This drill was posted by bshutter in the forum and it was so good that it needed to see the light of day on the Tribe. So, I pulled it out of the forum, shined it up a bit, added some diagrams and now here it is. Thanks bshutter and if you want to see the original forum thread, check it out here.
This is a great drill to train the Read Line. Even though the Read Line can be simple to teach and simple to learn, players could begin to cheat by cutting to the basket whether or not the defender is over the Read Line. Emphasizing a drill like this will help clean up that slippage.
You can use this drill as it sits or you can use it as an idea generator and tweak it to your own needs. For example, in this version, a player is the defender and the rotation acknowledges that, but you could easily make the defender a coach and have players only focus on offense. Just a thought.
And, by the way, the blue shading simply represents the 4 OUT spots. If you like this drill, check out the Expanded version here.
Start with two lines – one on the right guard spot, the other on the left wing spot.
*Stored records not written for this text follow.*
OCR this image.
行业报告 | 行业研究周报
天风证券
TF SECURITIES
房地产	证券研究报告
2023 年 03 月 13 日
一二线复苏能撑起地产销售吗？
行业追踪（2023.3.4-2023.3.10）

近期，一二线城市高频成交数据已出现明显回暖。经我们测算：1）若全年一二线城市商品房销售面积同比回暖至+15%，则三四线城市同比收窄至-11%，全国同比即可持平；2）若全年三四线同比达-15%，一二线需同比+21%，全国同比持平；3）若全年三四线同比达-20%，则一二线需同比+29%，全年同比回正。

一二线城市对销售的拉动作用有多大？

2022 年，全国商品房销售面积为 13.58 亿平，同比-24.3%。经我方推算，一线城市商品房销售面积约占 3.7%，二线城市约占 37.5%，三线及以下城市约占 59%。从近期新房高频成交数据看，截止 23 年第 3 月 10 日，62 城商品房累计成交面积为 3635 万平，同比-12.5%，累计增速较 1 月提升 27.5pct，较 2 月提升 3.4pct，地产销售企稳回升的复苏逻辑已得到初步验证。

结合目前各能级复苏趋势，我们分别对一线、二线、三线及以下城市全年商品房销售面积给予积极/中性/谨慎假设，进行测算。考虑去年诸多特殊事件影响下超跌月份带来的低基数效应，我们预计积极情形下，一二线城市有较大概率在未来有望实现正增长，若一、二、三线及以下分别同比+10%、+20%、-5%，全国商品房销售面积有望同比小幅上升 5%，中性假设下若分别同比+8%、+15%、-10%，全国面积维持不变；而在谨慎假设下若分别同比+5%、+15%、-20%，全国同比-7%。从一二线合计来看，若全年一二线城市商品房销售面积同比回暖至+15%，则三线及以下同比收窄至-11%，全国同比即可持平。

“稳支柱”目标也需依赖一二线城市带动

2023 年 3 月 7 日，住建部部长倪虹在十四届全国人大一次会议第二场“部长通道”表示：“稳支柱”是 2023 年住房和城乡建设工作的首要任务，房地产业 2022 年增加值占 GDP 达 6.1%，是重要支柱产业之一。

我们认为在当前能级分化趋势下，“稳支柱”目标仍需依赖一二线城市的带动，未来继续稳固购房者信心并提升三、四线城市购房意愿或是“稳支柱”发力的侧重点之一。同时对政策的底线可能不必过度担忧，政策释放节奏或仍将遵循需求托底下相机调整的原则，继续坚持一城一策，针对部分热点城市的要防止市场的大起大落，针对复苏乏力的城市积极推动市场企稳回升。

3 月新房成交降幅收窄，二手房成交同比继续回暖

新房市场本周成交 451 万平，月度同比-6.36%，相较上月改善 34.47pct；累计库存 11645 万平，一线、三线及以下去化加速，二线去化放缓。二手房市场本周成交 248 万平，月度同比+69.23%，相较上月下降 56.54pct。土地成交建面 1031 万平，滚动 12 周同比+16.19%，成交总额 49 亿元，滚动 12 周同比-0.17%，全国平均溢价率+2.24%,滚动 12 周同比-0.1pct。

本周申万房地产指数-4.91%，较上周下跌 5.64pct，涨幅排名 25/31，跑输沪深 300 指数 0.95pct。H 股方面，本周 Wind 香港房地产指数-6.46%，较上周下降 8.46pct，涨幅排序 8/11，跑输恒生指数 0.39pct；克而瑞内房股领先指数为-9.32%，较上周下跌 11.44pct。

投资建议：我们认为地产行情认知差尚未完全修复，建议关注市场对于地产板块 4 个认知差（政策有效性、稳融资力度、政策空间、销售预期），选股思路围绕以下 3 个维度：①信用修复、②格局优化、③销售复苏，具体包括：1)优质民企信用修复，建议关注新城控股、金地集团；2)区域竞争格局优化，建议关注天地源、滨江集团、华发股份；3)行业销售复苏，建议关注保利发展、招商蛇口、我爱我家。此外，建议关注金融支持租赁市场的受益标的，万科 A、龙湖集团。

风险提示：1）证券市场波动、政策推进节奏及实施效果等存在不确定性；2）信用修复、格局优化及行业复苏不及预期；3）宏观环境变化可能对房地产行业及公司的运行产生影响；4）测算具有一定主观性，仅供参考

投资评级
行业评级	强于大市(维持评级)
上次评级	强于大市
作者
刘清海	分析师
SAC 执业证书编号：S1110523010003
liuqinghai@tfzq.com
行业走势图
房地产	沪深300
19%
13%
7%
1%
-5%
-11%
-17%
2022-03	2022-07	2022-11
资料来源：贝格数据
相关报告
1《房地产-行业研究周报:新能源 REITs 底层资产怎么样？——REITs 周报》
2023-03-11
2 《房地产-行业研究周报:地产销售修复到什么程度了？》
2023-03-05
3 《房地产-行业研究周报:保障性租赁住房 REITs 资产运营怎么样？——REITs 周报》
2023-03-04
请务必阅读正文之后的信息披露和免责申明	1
Put the ball(s) in the right guard line.
5 must fill the empty spot.
Option 1: If x6 steps over the Read Line, 5 basket cuts and gets the pass for the lay-up.
5 then gets his rebound, passes to the back of the right guard line, and becomes defender x5.
x6 rotates to the back of the line with the balls.
1, the passer, rotates to the back of the fill line.
This is just a diagram of the new alignment following the rotation.
Option 2: If 5 fills and x6 does not step over the read line, then 1 passes to 5.
1 must basket cut (he doesn’t get the ball) and fills out to the back of the left wing line.
5 passes opposite to 7 and cuts. (By the way, here is a place where you can train Front Cut or Rear Cut depending on how the defender plays the pass. I know, this drill is great, right?)
7 passes to 5 for the lay-up.
5 rebounds the shot, passes to the back of the ball line, and becomes x5 on 7.
x6 rotates to the back of the right guard line.
And, once again, a diagram of the new alignment. This rotation simply continues for the duration of the drill.